More than 9,000 students applied for 353 open seats in the 2008-09 academic year, according to data obtained by the Sun-Times through the Freedom of Information Act. This happened before the Chicago Public Schools system changed its policy on attendance records. That means for the thousands of students competing for 353 open seats, consideration was supposed to be based on test scores, grades, and students’ attendance when they were in seventh grade.
Mike Schrimpf, spokesman for Rauner’s gubernatorial campaign, told the Sun-Times that Rauner’s daughter “was admitted off the principal’s list, the same way many students have been admitted.”
Data shows that even by that measure, it’s an elite crowd.
Fewer than .14 percent of Payton students were allowed in through principal discretion that year.

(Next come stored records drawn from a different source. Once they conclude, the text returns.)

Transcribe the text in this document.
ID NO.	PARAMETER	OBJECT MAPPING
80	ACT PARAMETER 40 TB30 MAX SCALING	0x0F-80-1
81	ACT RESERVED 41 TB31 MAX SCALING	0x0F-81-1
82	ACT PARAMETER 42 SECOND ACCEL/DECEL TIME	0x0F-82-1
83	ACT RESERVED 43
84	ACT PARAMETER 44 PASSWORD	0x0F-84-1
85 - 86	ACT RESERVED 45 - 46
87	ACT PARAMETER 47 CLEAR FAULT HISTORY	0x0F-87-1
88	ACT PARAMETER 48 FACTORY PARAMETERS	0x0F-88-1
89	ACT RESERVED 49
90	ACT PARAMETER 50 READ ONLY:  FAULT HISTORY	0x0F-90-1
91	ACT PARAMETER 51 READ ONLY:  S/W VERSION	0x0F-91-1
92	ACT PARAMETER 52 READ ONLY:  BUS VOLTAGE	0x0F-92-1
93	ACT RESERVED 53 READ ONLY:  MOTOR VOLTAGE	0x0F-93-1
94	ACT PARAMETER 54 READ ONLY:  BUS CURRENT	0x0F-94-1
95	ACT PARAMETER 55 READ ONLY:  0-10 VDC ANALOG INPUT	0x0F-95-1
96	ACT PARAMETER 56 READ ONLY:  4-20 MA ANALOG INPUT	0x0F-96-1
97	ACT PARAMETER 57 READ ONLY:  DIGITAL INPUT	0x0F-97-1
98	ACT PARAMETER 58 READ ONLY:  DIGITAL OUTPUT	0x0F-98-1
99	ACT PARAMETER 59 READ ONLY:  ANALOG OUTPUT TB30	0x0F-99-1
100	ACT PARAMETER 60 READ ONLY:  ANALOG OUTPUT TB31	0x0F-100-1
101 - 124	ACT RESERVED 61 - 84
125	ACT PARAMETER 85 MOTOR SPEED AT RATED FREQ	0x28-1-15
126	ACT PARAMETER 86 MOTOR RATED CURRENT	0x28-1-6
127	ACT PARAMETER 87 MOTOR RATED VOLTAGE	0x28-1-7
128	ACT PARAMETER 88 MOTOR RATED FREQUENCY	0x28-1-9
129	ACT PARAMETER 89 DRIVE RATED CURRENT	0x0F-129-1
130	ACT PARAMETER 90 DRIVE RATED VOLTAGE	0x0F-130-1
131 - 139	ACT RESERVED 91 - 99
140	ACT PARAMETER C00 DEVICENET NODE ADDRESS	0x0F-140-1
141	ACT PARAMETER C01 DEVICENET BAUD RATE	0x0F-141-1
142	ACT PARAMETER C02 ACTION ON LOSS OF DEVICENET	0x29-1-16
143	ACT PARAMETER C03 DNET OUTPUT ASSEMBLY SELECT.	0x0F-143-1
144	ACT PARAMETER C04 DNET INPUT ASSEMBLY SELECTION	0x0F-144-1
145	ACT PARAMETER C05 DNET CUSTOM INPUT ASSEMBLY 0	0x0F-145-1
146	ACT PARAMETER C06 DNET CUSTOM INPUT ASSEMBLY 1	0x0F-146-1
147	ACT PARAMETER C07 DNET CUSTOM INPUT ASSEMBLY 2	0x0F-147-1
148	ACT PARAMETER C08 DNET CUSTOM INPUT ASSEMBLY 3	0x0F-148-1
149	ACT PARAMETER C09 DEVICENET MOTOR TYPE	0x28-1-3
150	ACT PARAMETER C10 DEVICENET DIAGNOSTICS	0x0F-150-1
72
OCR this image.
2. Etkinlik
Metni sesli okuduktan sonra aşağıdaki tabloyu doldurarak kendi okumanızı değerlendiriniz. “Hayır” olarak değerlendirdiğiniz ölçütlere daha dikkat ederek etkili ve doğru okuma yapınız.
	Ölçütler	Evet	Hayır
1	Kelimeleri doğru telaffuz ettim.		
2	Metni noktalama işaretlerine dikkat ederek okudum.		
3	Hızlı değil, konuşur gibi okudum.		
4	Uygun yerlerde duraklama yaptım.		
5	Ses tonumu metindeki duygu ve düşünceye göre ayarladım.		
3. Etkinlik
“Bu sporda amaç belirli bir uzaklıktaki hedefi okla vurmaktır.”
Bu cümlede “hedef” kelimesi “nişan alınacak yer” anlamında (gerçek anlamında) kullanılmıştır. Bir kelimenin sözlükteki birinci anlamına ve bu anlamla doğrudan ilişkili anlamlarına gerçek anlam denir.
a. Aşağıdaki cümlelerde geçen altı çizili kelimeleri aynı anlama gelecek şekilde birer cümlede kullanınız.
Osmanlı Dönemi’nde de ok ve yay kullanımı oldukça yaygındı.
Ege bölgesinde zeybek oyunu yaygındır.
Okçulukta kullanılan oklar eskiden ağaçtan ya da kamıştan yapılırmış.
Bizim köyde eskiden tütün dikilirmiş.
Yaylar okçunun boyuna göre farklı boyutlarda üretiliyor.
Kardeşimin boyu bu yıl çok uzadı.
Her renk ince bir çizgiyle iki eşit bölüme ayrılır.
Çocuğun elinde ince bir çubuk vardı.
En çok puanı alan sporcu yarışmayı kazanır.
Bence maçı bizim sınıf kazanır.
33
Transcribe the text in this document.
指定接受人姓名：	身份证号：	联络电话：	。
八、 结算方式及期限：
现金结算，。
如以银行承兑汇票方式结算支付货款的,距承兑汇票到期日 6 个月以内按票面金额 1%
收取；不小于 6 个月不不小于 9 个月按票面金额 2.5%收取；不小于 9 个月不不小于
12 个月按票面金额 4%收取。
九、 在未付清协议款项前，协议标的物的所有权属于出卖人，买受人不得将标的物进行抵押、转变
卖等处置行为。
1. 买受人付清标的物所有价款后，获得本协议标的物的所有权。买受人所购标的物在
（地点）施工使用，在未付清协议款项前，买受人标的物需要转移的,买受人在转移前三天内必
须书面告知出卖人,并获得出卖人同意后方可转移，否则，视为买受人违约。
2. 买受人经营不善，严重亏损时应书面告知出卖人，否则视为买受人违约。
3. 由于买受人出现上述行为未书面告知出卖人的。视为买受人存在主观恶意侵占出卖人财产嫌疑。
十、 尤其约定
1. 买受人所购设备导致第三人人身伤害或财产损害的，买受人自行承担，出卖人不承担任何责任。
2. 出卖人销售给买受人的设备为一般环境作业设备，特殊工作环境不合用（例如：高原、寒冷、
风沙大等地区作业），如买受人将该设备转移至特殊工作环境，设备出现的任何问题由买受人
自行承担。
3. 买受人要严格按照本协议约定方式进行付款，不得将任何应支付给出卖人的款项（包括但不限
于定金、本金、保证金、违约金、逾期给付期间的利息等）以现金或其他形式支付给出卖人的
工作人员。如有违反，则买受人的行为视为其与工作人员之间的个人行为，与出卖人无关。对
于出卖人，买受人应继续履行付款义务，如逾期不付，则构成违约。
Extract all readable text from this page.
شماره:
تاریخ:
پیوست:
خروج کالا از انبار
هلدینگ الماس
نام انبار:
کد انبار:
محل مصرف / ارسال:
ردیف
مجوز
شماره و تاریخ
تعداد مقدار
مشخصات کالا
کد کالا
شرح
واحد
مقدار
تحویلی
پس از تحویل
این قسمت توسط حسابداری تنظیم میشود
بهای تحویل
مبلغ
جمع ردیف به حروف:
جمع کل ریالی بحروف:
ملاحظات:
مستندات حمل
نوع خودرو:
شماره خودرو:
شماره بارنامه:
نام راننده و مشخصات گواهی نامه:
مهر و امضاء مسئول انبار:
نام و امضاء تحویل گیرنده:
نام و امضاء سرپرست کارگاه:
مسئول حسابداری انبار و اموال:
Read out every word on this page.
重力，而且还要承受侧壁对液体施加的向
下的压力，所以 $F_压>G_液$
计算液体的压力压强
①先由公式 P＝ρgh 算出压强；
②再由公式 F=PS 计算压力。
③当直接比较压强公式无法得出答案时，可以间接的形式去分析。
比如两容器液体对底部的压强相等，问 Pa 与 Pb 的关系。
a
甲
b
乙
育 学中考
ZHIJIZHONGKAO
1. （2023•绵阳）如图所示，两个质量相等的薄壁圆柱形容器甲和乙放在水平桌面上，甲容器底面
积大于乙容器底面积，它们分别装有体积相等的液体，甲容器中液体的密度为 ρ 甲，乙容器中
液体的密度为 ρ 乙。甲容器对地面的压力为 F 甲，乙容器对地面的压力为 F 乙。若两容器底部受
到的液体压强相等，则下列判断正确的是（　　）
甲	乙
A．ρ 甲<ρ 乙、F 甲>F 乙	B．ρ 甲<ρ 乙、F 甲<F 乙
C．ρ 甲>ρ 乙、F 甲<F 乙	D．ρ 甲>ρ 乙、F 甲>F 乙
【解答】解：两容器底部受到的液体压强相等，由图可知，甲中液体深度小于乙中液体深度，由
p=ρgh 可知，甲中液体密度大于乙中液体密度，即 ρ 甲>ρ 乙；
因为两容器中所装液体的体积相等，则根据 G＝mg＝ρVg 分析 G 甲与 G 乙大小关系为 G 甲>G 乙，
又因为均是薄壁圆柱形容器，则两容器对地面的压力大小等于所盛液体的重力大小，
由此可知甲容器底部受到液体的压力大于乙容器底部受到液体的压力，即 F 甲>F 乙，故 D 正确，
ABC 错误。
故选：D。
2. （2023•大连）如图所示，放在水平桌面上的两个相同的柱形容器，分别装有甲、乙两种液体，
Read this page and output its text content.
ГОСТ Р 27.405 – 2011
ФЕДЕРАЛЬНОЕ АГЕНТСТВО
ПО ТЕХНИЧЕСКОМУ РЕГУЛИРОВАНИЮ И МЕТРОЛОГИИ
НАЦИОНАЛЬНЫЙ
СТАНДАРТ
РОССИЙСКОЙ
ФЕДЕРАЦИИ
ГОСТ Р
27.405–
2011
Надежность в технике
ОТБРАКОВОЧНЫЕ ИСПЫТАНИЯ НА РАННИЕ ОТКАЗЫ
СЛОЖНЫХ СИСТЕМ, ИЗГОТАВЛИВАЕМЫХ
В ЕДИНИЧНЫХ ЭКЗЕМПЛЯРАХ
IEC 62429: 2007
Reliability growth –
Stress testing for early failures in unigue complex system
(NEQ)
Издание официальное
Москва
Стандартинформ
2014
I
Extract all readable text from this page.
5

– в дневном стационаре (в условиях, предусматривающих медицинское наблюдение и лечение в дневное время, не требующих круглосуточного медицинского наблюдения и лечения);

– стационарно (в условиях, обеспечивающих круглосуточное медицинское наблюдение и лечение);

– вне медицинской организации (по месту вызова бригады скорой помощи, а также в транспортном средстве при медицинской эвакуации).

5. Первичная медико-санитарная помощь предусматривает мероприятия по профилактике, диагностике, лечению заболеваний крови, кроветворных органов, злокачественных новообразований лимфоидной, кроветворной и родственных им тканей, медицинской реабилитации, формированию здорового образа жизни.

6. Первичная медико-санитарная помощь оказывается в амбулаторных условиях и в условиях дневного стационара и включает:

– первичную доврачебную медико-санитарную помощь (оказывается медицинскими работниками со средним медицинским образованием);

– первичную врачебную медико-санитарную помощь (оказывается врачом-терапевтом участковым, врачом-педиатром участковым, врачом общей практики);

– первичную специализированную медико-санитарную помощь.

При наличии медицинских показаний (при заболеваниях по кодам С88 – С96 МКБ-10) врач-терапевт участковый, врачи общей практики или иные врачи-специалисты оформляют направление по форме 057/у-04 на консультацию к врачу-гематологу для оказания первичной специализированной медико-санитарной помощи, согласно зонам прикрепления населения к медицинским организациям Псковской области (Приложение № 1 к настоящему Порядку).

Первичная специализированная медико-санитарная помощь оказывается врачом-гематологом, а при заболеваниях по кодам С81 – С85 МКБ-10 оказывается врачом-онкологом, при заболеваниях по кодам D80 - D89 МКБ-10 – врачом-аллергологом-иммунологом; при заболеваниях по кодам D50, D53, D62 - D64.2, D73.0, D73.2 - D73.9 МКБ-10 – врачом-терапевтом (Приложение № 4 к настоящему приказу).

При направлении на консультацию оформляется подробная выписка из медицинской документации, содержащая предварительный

High school principals of elite schools are allowed to admit a small percentage of students through the principal discretion program, also known as “principal picks.” In the 2008-09 year in question, principals at the elite eight city schools had to prove in writing to CPS officials that their selections were based on four criteria, and that the students could be successful in the schools.
Payton Prep was ranked the top high school in the state last year in a Sun-Times analysis.
A source with specific knowledge of the admission told the Sun-Times that Rauner’s daughter was not a so-called “principal pick” but was let in following a phone call.
But Rauner’s campaign insists the candidate’s daughter was allowed in as part of the principal’s discretion program.
“That’s what they were told,” Schrimpf said. “Their daughter achieved straight A’s and top test scores. However, at the time, attendance was also a factor in the admission process, and she missed 10 days with pneumonia, and that’s enough to cancel out great grades and scores unless there is a discretionary process.”